U.S. Taking Steps Toward Recovery, Data Show

Workers build Olson Homes Garden Walk in Hayward, Calif. Commerce Department reports new-housing starts were up more than expected in May.
Workers build Olson Homes Garden Walk in Hayward, Calif. Commerce Department reports new-housing starts were up more than expected in May. (By Justin Sullivan -- Getty Images)
By Annys Shin
Washington Post Staff Writer
Wednesday, June 17, 2009

The nation is slowly limping its way out of the recession, according to new economic data, as the housing market stabilizes, the industrial sector continues to struggle and inflation appears contained.

A Commerce Department report released yesterday showed that construction of single-family homes rose more than expected in May, as did building permits, which are used to gauge future building activity. Analysts saw the increase in construction, which hit a record low in April, as an early sign that the three-year-old housing slump is getting closer to bottoming out, although home prices are likely to keep falling for some time.

A separate report released by the Fed yesterday showed that manufacturers, already operating at record low levels in April, cut back production in May for a seventh straight month. While not encouraging in the short term, the cutbacks mean manufacturers are getting closer to bringing production in line with demand, a prerequisite for growth.

"Everything we had today supports the notion that economic activity will rise in the third quarter," Wachovia economist Mark Vitner said.

The Fed also reported yesterday that the nation's capacity utilization -- the level of actual activity compared with maximum capability -- fell from 69 percent in April to 68.3 percent in May. A reading closer to 80 percent is the norm in a healthy economy.

Industrial production and capacity utilization are among the key indicators Fed policymakers track as they plot their next steps in fighting the downturn.

Bleak economic conditions in March prompted the Fed to announce plans to purchase an additional $1.2 trillion of long-term Treasurys and mortgage-related securities. The purchases helped drive down consumer borrowing costs, thus stimulating growth.

But as the recession has shown signs of loosening its grip, investors have begun selling off long-term Treasurys and returning to stocks, which in turn has pushed up mortgage rates. A steep enough increase in rates could choke off a housing market recovery and, more broadly, stifle the economy.

Some experts have suggested that the Fed could push rates down again by purchasing more government debt. But doing so could fuel fears of inflation.

In recent weeks, Fed leaders have walked a fine line, saying recent signs of "green shoots" don't warrant further intervention, but that it's too early to remove the money the central bank has injected to shore up the financial system. Fed Chairman Ben S. Bernanke has countered inflation fears by arguing that weak demand and rising unemployment are likely to keep prices and wages from rising.

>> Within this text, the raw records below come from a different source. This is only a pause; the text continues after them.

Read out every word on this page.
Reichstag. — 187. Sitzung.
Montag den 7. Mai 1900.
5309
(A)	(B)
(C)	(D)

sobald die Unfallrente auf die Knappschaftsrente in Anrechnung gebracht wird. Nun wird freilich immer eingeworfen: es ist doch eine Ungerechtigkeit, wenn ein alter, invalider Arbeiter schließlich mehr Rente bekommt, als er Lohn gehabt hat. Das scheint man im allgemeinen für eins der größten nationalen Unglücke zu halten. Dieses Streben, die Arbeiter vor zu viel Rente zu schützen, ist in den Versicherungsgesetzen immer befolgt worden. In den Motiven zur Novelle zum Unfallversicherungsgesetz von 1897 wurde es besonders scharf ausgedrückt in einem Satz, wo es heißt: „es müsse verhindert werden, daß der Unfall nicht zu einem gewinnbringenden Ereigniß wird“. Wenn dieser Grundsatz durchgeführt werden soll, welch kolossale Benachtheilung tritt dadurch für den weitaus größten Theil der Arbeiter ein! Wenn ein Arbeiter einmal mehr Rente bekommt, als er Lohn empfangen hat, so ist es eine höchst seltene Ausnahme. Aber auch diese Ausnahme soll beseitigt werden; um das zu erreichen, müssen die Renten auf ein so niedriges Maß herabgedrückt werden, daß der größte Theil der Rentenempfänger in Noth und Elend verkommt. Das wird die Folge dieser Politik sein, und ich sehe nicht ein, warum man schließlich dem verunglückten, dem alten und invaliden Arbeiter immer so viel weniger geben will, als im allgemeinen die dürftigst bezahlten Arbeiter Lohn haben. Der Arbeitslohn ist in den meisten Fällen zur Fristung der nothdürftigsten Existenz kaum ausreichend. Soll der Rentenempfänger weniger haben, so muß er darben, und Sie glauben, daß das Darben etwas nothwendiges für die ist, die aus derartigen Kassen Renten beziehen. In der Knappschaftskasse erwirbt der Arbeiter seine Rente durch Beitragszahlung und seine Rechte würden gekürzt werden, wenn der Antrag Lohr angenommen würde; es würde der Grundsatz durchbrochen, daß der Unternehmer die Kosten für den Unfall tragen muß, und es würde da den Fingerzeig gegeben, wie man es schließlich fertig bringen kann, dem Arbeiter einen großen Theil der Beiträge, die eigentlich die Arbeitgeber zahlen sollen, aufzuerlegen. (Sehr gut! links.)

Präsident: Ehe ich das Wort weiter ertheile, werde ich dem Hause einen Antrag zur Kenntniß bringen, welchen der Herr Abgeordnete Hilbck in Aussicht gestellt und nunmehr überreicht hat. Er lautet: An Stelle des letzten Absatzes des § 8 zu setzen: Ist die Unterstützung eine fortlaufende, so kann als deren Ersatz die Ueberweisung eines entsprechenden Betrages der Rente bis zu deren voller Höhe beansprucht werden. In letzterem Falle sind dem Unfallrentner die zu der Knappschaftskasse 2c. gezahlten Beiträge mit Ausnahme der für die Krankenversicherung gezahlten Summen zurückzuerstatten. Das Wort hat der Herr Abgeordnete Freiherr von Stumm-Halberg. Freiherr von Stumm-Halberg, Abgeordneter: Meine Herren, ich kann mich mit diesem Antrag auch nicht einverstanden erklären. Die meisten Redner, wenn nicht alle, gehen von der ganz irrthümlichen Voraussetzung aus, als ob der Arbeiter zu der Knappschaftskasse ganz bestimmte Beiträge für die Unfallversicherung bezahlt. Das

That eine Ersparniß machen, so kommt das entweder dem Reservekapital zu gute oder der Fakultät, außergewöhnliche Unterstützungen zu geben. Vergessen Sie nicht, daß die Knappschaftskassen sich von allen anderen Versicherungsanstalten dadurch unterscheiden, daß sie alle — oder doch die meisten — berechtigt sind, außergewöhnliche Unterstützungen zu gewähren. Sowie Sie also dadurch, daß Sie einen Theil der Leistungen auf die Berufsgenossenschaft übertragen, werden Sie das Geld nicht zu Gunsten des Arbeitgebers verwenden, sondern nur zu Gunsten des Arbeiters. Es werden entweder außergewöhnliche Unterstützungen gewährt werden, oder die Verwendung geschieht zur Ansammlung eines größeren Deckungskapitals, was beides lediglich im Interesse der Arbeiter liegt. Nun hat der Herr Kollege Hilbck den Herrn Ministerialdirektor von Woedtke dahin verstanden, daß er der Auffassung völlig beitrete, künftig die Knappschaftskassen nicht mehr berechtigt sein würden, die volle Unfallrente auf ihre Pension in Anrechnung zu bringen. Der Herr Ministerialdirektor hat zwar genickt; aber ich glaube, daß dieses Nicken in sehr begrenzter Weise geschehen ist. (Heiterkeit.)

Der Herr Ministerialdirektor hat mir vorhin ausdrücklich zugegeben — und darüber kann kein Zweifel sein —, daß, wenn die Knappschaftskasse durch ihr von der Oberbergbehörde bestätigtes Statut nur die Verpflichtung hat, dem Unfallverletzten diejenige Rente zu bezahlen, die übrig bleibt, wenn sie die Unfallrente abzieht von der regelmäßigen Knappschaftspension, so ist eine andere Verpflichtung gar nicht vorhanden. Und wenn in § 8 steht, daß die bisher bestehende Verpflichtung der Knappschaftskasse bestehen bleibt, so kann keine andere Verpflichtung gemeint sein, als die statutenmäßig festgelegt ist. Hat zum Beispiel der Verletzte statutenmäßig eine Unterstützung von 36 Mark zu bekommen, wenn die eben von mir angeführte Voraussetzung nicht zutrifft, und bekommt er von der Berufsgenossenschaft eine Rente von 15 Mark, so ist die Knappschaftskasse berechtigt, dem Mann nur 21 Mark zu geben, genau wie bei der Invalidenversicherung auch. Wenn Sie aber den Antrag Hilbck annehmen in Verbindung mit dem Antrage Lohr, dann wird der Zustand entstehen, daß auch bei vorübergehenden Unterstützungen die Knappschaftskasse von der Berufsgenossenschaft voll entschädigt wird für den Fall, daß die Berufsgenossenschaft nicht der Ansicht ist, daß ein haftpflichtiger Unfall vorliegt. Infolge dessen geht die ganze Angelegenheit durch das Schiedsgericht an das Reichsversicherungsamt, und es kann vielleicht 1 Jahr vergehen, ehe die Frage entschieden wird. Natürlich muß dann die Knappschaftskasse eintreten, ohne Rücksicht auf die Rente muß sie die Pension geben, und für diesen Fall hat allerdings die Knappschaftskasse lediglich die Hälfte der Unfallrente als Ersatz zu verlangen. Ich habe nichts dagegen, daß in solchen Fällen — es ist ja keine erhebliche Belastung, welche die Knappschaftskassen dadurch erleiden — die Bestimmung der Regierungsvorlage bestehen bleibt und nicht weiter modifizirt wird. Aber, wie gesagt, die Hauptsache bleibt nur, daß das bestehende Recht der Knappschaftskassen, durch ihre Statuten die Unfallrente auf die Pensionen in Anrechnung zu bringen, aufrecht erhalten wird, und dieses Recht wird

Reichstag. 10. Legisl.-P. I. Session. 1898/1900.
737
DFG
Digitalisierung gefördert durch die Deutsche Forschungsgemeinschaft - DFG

Another report, issued by the Labor Department yesterday, appeared to bolster that argument. Wholesale prices inched up less than expected. Leaving out food and energy prices, which can be volatile, the core producer price index fell 0.1 percent, compared with analysts' expectations of a 0.1 percent increase.

During the past 12 months, wholesale prices have dropped by 5 percent, the largest margin in nearly 60 years.